Il ragazzo viene assunto con facilità e il suo stupore sarà evidente non appena si accorgerà che il maestro, nella sua vecchia e cupa dimora storica ove vive ritirato nel modo più ostinato e rigoroso dalla mondanità e dalle scene pubbliche, si ostina a studiare vecchi processi di produzione di foto che risalgono proprio all’epoca della nascita e della scoperta della fotografia.

Un ritorno alla tecnica arcaica e affascinante della “dagherrotipia”, procedura lunga, difficile, estenuante sia per l’autore della foto, sia ed ancor di più per coloro che devono adattarsi a modelli: la foto infatti richiede la perfetta immobilità del soggetto da riprodurre, e a tal fine il celebre fotografo utilizza vecchie (e sinistre) apparecchiature meccaniche che hanno lo scopo di immobilizzare il modello di base.

La nuova modella, in seguito alla morte improvvisa della moglie, è la giovane e diafana figlia dell’artista, con cui il ragazzo familiarizza, innamorandosene, ricambiato presto dalla fanciulla.

E mentre dal mondo dei jet set, alcuni loschi figuri cercano di indurre il ragazzo a far uscire dall’isolamento il fotografo, le cui ingenti ricchezze cominciano a sfumare a causa della sua inattività o del suo dedicarsi ad una vera e propria ossessione non remunerata, e soprattutto a indurre l’uomo a vendere la splendida e un po’ tetra proprietà di famiglia per dare la possibilità ad un ambizioso progetto edile di trovare il suo compimento, il nuovo assunto, di nome Jean, comincerà a farsi un’idea più chiara dei misteri che avvolgono quella casa, e degli effetti fantastici e dalle proprietà riviviscenti che la dagherrotipia riesce ad avere sui soggetti non più in vita.

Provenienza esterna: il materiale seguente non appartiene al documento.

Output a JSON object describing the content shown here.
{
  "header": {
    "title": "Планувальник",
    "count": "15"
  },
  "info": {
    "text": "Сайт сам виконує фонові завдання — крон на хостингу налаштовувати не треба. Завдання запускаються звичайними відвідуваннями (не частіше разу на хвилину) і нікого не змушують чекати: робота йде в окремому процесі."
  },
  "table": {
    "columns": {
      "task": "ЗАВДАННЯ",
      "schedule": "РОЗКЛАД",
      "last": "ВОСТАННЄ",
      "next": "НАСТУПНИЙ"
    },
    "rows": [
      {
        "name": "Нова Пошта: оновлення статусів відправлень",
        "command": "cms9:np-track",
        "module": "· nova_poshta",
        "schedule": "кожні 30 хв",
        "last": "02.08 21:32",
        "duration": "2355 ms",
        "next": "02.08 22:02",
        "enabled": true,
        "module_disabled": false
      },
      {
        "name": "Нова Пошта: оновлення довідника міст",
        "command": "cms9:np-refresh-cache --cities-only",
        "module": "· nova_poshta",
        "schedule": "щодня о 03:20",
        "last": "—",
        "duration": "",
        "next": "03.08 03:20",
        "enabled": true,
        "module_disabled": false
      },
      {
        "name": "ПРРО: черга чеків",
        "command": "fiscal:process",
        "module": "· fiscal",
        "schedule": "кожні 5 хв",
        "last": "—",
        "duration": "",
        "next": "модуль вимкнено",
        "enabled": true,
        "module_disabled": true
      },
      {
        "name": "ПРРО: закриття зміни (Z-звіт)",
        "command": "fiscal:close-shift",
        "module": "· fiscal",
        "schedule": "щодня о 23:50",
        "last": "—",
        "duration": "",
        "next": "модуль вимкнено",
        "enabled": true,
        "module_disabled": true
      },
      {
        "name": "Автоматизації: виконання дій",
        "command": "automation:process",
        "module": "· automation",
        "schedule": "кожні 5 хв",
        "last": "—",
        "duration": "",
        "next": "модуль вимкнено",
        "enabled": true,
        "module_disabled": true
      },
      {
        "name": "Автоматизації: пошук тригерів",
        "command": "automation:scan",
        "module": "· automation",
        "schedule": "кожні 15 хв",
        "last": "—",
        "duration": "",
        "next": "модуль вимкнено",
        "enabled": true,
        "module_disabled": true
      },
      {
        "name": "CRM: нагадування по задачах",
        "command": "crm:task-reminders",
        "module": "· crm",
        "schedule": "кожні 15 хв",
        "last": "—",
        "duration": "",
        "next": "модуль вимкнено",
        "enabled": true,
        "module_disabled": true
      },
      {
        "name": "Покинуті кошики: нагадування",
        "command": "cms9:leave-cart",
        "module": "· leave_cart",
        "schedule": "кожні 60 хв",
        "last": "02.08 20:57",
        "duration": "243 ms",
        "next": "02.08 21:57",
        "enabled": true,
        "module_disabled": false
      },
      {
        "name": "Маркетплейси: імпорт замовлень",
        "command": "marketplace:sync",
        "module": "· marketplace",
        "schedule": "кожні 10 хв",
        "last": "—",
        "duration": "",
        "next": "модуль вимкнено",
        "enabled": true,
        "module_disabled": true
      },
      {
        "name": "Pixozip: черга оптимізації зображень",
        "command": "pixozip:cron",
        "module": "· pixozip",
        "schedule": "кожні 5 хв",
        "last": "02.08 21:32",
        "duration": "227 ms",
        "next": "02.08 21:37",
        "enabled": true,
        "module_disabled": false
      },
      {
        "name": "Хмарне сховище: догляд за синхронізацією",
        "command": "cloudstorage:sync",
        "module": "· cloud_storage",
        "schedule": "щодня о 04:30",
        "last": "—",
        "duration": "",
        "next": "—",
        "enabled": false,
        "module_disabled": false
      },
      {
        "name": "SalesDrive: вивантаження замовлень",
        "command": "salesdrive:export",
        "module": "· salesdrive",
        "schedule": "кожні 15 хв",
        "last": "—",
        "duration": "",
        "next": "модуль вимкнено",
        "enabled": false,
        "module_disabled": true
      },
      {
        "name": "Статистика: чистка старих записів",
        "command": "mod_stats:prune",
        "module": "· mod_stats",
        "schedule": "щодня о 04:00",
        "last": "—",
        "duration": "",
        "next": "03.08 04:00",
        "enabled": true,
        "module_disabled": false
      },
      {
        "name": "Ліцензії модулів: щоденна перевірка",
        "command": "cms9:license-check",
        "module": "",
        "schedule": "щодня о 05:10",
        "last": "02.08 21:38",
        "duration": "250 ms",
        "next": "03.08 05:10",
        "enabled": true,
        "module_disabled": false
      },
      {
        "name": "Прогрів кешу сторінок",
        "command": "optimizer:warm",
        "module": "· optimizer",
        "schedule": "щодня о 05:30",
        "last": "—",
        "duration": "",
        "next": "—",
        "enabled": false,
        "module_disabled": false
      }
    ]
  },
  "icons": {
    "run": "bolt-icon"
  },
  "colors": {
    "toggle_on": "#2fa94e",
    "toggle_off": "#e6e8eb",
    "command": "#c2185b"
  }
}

Un thriller dalle tinte horror che ricorda certi validi prodotti artigianali più italiani che francesi, e l’accostamento azzardato fatto proprio al 34 TFF, ove il film ha fatto quella che probabilmente la sua prima apparizione europea, con il cinema del grande Mario Bava appare azzeccato e quanto mai opportuno.

Infatti la vicenda, al di là della sua improbabilità, colpisce per le sue atmosfere cupe, per l’accuratezza di una scenografia che si crogiola (e fa solo che bene!) su ambienti nobiliari veri o riprodotti con assoluta credibilità.

Splendidi gli attori coinvolti, con un Tahar Rahim protagonista mai così motivato e convincente; da parte sua il leonino Olivier Gourmet conferma di essere uno dei più validi interpreti europei in circolazione, mentre la bellezza “antica” e raffinata di Constance Rousseau è una caratteristica che la rende perfetta a rappresentare un personaggio di oggi, quasi completamente sopraffatto e succube degli effetti di un passato che per taluni è l’unica folle soluzione ove trovare rimedio ad un dilemma altrimenti senza soluzione.